Cyber Risk
AI is Expanding the Attack Surface — A Strategic, Proactive Response is Needed
Artificial intelligence is rapidly transforming the way organisations operate, offering new efficiencies, insights, and capabilities. However, it is also expanding the cyber attack surface in ways that many businesses are only beginning to fully understand.
Recent research highlights a 219% increase in mentions of malicious AI tools on the dark web. Threat actors are using AI to enhance phishing campaigns, automate vulnerability discovery, and accelerate account takeover attempts. Yet, despite these clear signals, fewer than half of security leaders strongly agree that AI will significantly increase the complexity and scale of cyber-attacks.
This disconnect is concerning. AI introduces a new category of risk, from shadow IT created by the use of unauthorised generative AI platforms, to potential vulnerabilities within custom-built large language models. These risks come on top of existing challenges around cloud environments, remote working, and third-party supplier ecosystems, all of which continue to grow the enterprise attack surface.

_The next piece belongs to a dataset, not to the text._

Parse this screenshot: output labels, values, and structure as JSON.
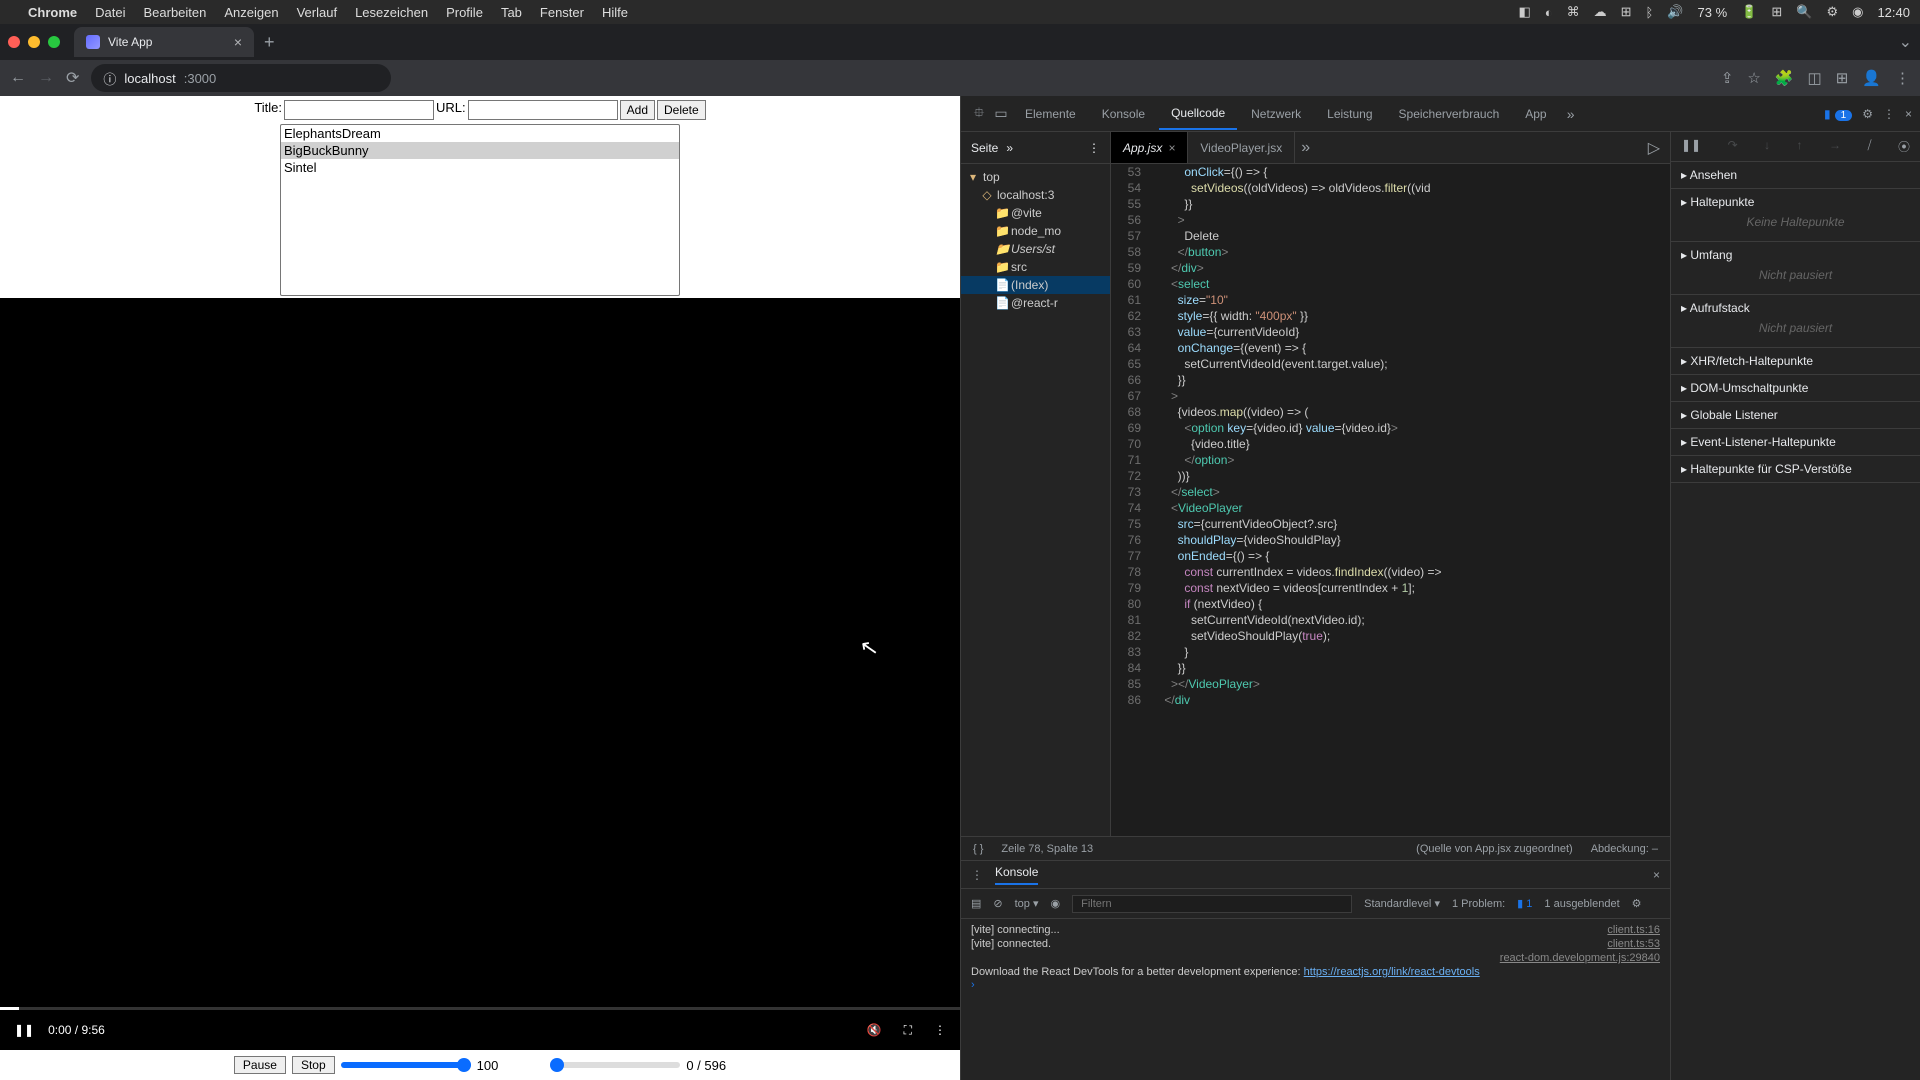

Managing this environment effectively requires more than traditional perimeter defences. It calls for continuous, proactive cyber risk exposure management with real-time asset discovery, vulnerability identification, and intelligent prioritisation of security actions.
Today, however, just two-fifths of organisations use dedicated tools to manage their cyber risk exposure proactively. Investment in this area remains relatively low, with only a quarter of security budgets allocated to exposure management activities. Many organisations also lack robust processes to monitor third-party vulnerabilities, further increasing risk.
At the same time, AI offers significant potential to improve security outcomes. Modern cyber risk exposure management platforms leverage AI to scan dynamic environments continuously, highlight misconfigurations and vulnerabilities, and recommend efficient remediation paths. This enables security teams to focus on the highest-impact threats, improving resilience without adding operational burden.
Security leaders increasingly recognise that effective attack surface management is tied to broader business outcomes, including operational continuity, customer trust, financial performance, and regulatory compliance. The next step is to embed these practices into core security strategies and communicate their value clearly to executive boards.
As AI continues to evolve, so too must cybersecurity. Organisations that take a strategic, proactive approach to managing cyber risk exposure will be better equipped to navigate the opportunities and challenges of the AI era, and to maintain trust, resilience, and competitive advantage.